Prochaine régularisation des sans-papiers

2023/03/15 | Par Anne Michèle Meggs

Le journaliste Romain Schué de Radio-Canada, qui rend compte des faits et gestes du gouvernement fédéral en matière d’immigration, nous informe de l’annonce prochaine par le ministre Sean Fraser d’un programme de régularisation des sans-papiers. Un programme « d'une ampleur historique sans précédent », laisse-t-on entendre. Il concernerait les personnes qui ont déjà eu un statut légal au pays.

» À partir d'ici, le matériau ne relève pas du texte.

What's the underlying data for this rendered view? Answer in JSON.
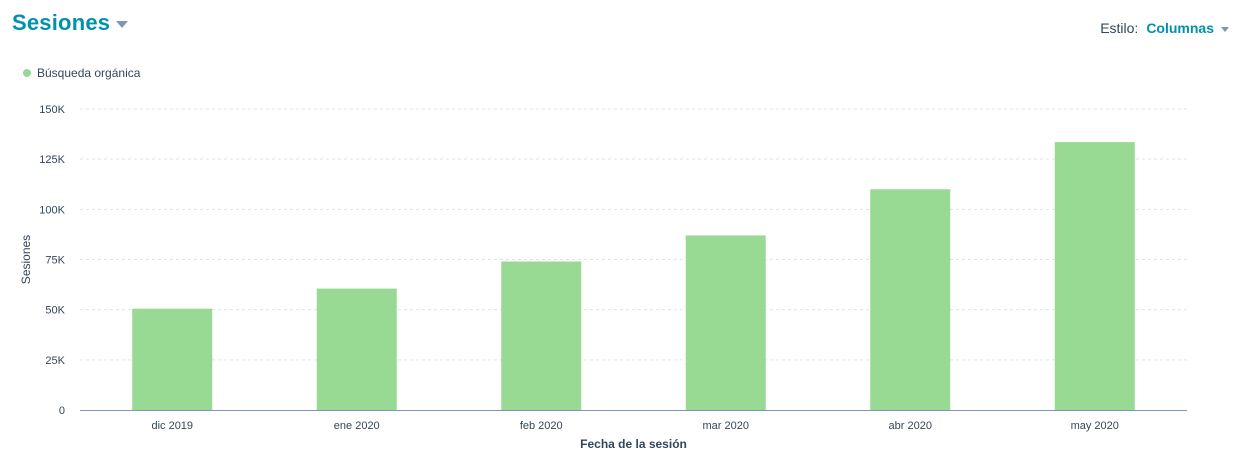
{
  "header": {
    "title": "Sesiones",
    "style_label": "Estilo:",
    "style_value": "Columnas"
  },
  "chart_data": {
    "type": "bar",
    "title": "Sesiones",
    "xlabel": "Fecha de la sesión",
    "ylabel": "Sesiones",
    "categories": [
      "dic 2019",
      "ene 2020",
      "feb 2020",
      "mar 2020",
      "abr 2020",
      "may 2020"
    ],
    "series": [
      {
        "name": "Búsqueda orgánica",
        "color": "#98d993",
        "values": [
          50500,
          60500,
          74000,
          87000,
          110000,
          133500
        ]
      }
    ],
    "ylim": [
      0,
      150000
    ],
    "yticks": [
      0,
      25000,
      50000,
      75000,
      100000,
      125000,
      150000
    ],
    "ytick_labels": [
      "0",
      "25K",
      "50K",
      "75K",
      "100K",
      "125K",
      "150K"
    ],
    "grid": true,
    "legend_position": "top-left"
  }
}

On ne peut être contre l’idée d’un tel programme. Les personnes sans statut sont parmi les plus vulnérables et les plus exploitées au pays, vivants sans droits et dans la crainte constante d’être renvoyées dans le pays qu’elles ont fui.

Cela étant dit, un programme de régularisation des sans statut n’est pas un geste de compassion ou d’ouverture. Il est à la fois un aveu d’échec et un programme de correctifs. L’ampleur du programme témoignera de l’ampleur de l’échec.

Un aveu d’échec

L’échec est celui du système d’immigration, de la protection des frontières et même des politiques économiques et de main-d’œuvre.

On reconnaît qu’on ne peut pas, ou ne veut pas, faire respecter les règles liées aux visas de visiteurs ni les mesures de renvoi. On avoue qu’on ne réussit pas à renouveler ou à prolonger des permis d’études ou de travail avant la date d’expiration, même quand la demande a été faite dans un délai raisonnable.

On admet que le processus de traitement des demandes d’asile ne fonctionne plus. Les délais sont tellement longs que les personnes ont le temps de s’établir dans leur communauté, créer des réseaux professionnels et d’amis, parfois même avoir des enfants, avant d’apprendre que leur demande a été refusée et tous les recours épuisés.

On confesse avec un tel programme qu’il y a potentiellement des centaines de milliers de personnes victimes de la mauvaise gestion du système d’immigration canadien. La régularisation de leur statut est donc une forme de dédommagement. C’est la moindre des choses puisque, très majoritairement, elles continuent de travailler dans une économie clandestine, contribuant au PIB canadien et québécois, combinant parfois deux ou trois emplois dans un contexte de vulnérabilité et d’exploitation extrême sans droit légal aux services publics, comme la santé, ou même à un permis de conduire.

Les politiques économiques et de main-d’œuvre en cause

On concède que cette économie parallèle existe. Qu’il y a de nombreux employeurs qui ferment les yeux sur le statut des personnes qu’ils embauchent, profitant de leur vulnérabilité.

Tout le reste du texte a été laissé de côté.